The criticism certainly didn’t help at the time, Butler says, adding ‘I was just trying to get on with my job.’
Rather than dwell on past events, though, Butler is keen to get on with the business of running this year’s festival and developing partnerships to drive the annual event forward.
The 2003 festival, tagged Be There 2003, focuses on an overriding theme of, as Butler quips, ‘luuurve’.
‘When we were putting together the festival, it was at a time when there was quite a lot of conflict in the world,’ he says. It was this tension which inspired the idea to base the main carnival parade around ‘Love’. The parade, designed by Improbable Theatre’s Graeme Gilmour, features large-scale puppets including gods and goddesses of love, Eros and Venus.
Apart from the parade, which involves about 1000 local members of the community, according to Butler, another main feature is the Mela, described as the biggest celebration of Asian culture in Europe.
Last year’s Mela attracted around 120,000 people, and organisers expect large crowds to descend on the 2003 event, with top names including Apache Indian, the Mighty Zulu Nation, Pakistani rock-pop group Junoon, and Malkit Singh, dubbed the biggest selling Bhangra artist ever.

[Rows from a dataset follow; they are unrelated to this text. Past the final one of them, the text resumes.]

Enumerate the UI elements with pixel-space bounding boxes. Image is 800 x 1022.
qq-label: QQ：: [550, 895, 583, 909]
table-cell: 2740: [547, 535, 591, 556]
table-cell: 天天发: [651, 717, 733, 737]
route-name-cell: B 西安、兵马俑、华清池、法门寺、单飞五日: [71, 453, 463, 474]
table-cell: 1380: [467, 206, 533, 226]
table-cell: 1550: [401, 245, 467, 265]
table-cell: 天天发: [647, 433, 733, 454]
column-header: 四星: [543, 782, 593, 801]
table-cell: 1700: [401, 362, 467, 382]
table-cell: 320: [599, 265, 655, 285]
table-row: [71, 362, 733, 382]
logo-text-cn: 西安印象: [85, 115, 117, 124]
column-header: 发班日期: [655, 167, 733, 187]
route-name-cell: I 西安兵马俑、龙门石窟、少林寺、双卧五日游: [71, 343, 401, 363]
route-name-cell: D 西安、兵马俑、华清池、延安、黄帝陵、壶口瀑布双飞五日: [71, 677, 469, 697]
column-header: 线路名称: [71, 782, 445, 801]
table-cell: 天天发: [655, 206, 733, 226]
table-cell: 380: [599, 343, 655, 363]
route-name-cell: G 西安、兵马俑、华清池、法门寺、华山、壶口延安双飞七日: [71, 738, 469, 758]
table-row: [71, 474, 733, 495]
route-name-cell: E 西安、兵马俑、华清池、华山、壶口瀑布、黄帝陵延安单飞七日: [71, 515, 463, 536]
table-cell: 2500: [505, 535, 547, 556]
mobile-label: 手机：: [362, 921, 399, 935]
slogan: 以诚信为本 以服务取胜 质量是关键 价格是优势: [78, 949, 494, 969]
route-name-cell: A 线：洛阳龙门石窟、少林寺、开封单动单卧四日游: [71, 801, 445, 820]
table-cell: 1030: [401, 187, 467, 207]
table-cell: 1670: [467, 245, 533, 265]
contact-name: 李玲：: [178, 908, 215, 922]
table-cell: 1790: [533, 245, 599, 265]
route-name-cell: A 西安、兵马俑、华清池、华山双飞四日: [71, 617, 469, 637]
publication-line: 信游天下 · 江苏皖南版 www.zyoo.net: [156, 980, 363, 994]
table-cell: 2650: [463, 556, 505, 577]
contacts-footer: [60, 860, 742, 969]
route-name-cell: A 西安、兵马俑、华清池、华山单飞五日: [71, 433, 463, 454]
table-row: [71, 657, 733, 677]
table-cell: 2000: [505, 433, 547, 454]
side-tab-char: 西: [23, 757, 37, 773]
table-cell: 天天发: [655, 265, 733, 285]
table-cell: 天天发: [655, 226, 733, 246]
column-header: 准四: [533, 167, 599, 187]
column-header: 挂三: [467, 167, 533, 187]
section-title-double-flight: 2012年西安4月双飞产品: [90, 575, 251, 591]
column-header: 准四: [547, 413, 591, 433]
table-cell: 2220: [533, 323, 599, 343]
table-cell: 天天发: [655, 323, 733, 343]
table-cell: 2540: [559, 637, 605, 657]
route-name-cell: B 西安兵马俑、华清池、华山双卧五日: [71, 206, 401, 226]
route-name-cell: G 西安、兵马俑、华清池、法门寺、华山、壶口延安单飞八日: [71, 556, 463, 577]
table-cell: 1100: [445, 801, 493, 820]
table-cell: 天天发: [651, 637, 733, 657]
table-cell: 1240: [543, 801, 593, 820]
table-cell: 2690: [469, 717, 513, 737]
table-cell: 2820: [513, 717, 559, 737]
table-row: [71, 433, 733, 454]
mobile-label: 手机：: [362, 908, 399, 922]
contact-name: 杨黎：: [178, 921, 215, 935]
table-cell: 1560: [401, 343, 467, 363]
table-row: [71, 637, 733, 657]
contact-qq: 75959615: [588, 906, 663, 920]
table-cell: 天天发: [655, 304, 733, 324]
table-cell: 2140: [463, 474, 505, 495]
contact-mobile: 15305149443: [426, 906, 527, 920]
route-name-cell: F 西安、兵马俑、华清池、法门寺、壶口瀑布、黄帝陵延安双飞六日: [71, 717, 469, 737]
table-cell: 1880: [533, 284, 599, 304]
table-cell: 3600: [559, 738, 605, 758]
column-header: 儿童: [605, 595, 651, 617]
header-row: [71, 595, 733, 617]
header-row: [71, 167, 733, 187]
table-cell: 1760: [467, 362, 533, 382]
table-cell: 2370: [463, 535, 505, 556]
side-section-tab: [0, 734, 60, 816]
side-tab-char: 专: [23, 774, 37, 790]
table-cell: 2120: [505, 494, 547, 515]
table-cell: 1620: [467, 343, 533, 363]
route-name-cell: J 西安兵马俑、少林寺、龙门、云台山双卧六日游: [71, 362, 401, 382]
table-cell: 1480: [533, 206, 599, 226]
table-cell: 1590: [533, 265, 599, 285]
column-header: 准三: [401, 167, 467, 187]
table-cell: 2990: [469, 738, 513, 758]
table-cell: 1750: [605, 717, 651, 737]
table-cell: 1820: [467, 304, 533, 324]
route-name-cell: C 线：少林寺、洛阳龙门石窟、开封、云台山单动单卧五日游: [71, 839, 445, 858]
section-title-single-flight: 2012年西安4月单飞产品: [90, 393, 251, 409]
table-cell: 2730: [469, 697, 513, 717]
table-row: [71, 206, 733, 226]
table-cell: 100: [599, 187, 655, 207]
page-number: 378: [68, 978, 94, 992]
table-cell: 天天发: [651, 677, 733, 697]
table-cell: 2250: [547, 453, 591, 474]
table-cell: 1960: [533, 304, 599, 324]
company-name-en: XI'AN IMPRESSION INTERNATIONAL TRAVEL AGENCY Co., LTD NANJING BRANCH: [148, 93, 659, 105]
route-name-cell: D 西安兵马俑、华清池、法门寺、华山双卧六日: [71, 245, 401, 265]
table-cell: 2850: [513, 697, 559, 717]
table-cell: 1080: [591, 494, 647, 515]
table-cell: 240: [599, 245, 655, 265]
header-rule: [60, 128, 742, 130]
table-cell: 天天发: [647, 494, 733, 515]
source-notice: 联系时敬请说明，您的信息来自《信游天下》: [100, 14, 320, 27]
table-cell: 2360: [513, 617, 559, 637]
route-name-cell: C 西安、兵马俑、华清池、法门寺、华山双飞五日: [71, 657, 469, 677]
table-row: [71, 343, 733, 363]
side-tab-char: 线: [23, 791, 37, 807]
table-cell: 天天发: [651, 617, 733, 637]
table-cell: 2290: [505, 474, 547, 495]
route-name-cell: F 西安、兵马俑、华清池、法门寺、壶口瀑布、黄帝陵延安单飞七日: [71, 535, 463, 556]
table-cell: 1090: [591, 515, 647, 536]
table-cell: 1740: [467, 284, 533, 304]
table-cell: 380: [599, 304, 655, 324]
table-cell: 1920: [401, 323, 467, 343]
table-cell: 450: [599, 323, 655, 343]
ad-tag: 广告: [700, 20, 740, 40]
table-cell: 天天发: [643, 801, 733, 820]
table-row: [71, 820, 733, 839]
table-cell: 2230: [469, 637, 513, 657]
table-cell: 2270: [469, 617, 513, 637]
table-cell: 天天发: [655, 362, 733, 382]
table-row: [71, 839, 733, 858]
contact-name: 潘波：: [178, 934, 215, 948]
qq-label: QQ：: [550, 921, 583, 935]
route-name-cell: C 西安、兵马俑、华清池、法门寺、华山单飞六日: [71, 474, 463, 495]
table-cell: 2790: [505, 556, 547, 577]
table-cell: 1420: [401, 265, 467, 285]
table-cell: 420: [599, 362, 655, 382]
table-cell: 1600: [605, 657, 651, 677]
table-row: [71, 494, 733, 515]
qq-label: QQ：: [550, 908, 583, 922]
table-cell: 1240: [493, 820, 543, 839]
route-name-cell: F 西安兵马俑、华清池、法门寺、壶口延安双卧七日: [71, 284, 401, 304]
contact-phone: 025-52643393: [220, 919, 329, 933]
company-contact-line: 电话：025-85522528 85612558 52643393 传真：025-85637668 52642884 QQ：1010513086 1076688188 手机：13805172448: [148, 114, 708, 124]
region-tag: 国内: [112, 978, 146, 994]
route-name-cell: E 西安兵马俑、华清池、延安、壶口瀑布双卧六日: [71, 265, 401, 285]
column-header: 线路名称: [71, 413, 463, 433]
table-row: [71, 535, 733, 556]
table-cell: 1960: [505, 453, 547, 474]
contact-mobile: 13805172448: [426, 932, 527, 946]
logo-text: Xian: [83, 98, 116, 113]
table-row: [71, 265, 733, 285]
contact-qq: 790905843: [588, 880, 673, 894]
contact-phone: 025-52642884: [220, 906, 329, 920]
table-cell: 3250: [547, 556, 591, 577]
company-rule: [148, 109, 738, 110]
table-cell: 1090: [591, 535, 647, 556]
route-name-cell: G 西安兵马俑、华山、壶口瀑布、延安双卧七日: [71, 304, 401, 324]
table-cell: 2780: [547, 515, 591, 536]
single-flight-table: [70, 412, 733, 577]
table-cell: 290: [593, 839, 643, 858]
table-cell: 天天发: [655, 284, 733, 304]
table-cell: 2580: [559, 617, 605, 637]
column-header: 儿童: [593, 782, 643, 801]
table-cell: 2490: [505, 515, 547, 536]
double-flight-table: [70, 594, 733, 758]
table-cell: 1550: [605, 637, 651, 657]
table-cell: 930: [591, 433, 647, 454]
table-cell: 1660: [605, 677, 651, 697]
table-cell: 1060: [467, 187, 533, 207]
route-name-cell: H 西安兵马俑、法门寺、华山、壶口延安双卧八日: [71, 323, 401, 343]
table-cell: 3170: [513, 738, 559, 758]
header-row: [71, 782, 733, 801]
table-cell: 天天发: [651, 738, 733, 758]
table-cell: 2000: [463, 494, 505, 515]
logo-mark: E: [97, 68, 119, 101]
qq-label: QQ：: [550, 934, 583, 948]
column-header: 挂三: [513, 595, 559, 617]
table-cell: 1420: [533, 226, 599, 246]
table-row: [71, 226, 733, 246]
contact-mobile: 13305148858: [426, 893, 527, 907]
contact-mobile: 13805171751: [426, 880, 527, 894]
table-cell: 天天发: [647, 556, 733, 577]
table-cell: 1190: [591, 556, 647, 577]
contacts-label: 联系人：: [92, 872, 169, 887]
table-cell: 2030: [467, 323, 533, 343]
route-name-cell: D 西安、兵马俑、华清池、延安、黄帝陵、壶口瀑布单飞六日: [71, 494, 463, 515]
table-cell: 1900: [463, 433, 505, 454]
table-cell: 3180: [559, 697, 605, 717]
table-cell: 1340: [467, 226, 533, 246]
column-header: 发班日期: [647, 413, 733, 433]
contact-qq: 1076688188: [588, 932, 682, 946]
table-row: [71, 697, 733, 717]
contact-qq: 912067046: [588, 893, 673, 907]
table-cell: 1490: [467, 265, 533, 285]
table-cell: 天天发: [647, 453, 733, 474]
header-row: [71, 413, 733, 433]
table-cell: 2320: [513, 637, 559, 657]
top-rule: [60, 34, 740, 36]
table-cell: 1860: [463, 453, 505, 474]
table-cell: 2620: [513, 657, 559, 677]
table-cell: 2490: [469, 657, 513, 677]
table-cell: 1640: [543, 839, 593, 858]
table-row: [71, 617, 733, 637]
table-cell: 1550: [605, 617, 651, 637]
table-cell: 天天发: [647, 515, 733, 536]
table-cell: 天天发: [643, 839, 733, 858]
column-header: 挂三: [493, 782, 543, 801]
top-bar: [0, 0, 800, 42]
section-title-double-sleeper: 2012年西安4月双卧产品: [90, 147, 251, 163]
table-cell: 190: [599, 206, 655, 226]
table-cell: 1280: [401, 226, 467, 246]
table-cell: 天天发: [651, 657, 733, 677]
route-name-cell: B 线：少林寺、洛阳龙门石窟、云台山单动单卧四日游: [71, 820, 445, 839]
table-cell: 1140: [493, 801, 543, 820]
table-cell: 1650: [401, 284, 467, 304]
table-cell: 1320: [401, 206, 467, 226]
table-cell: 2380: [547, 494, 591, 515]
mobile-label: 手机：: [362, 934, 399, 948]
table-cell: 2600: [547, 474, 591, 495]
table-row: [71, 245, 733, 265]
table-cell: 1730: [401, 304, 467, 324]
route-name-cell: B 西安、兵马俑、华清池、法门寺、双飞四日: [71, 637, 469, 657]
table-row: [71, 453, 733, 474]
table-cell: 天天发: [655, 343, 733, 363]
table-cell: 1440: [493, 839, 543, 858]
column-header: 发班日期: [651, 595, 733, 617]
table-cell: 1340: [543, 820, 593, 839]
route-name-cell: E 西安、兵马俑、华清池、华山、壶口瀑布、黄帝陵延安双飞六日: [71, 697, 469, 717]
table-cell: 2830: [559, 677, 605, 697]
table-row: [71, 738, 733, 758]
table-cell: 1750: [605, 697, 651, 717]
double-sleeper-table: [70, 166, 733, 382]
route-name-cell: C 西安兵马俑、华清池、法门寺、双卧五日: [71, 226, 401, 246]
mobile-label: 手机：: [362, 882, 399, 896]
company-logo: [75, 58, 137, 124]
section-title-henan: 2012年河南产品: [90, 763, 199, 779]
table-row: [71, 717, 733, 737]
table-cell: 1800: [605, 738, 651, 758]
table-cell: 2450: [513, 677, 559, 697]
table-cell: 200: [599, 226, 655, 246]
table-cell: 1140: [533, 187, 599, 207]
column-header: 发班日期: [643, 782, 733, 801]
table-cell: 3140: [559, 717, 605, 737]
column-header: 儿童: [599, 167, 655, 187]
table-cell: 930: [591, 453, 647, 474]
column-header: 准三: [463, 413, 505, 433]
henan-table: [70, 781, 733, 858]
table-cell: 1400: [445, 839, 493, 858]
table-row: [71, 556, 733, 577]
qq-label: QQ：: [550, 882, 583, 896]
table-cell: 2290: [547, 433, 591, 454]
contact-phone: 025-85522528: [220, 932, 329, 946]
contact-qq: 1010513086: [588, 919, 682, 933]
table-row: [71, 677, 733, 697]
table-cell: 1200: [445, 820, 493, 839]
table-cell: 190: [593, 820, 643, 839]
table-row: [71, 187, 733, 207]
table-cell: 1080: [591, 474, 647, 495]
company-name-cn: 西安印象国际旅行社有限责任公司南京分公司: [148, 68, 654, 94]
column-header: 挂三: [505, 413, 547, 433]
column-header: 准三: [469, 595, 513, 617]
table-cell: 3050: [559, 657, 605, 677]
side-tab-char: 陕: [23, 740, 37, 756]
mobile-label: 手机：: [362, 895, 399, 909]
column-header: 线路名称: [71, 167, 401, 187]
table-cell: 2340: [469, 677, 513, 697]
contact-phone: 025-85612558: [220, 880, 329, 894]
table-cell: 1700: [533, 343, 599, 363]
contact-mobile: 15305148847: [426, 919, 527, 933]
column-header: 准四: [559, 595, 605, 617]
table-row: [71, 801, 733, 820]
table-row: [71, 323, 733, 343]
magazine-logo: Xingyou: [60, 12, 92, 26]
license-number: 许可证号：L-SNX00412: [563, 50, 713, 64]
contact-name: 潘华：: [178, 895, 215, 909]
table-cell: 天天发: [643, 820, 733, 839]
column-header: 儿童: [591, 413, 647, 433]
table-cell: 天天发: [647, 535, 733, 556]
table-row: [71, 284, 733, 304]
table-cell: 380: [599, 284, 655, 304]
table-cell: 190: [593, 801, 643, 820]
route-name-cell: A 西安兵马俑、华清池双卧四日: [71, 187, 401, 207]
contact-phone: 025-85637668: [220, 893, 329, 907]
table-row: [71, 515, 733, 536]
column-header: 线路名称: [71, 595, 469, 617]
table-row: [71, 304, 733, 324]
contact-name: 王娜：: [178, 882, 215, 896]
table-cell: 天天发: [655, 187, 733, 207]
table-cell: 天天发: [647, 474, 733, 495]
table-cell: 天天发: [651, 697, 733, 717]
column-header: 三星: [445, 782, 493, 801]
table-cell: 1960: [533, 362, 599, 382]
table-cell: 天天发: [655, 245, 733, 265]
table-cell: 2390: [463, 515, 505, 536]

The Mela is part of the festival’s emphasis on free outdoor events, which last year brought Improbable Theatre’s spectacular Sticky show to Bradford. The combination of large-scale outdoor theatre and pyrotechnics returns in this year’s programme with IOU’s newly-commissioned Tattoo, as well as a theatrical fireworks show by External Combustion and another by The World Famous.
Meanwhile, Butler points to a premiere by Bradford born and bred company mind the…gap as another festival highlight. One of the UK’s leading theatre companies working with learning disabled artists, the new production of The Emperor’s New Clothes kicks off the first weekend of the festival this Friday.
Butler is full of praise for mind the…gap, a company whose work he describes as ‘incredibly high quality.’
‘There are few theatre companies who are dealing with people with special needs and they [mind the…gap] do very inspirational work,’ he notes.
Butler is also looking forward to future festivals, hinting that plans are already well underway to take the event in new directions. While an announcement on this will emerge during the next week, Butler commented: ‘I think what we can say [is] that the directional change for the festival is about going into long-lasting relationships with producers and artists across Europe and further afield,’ he says.
It’s a direction Butler can feel fairly confident in driving forward. About to celebrate his 50th birthday, Butler’s career has spanned a variety of roles requiring him to develop international relationships, including a key part in developing the International Festivals and Events programme for Glasgow, as part of its European City of Culture celebrations in 1990.
In 1994 he established UZ, which is responsible for the Glasgow Art Fair and recently established International Music Convention, MusicWorks.
And on December 31, 1999, a conceptual art project devised by Butler saw a 150-foot drawing fed from one fax machine to another, involving artists and events teams from the UK to Johannesburg, Delhi, Sydney, New York, Porta, which ended up feeding back to Butler’s second fax in Glasgow. The Wrap the World (www.wraptheworld.com) project was televised worldwide by the BBC to 1.4 billion people.
But when it comes to Bradford’s International Festival, Butler hopes this year’s event will build on the company’s first production in 2002. ‘The first year, we only had a relatively short period of time, we literally only had a few months [to pull the programme together]’ he admits. ‘This year we’ve had a whole year to work on it. So we’ve been able to involve a very wide community in organising and running the festival,’ Butler says.
‘…and I hope with community support we will continue to develop it for years to come.’
I guess the results will speak for themselves. You’ll just have to Be There.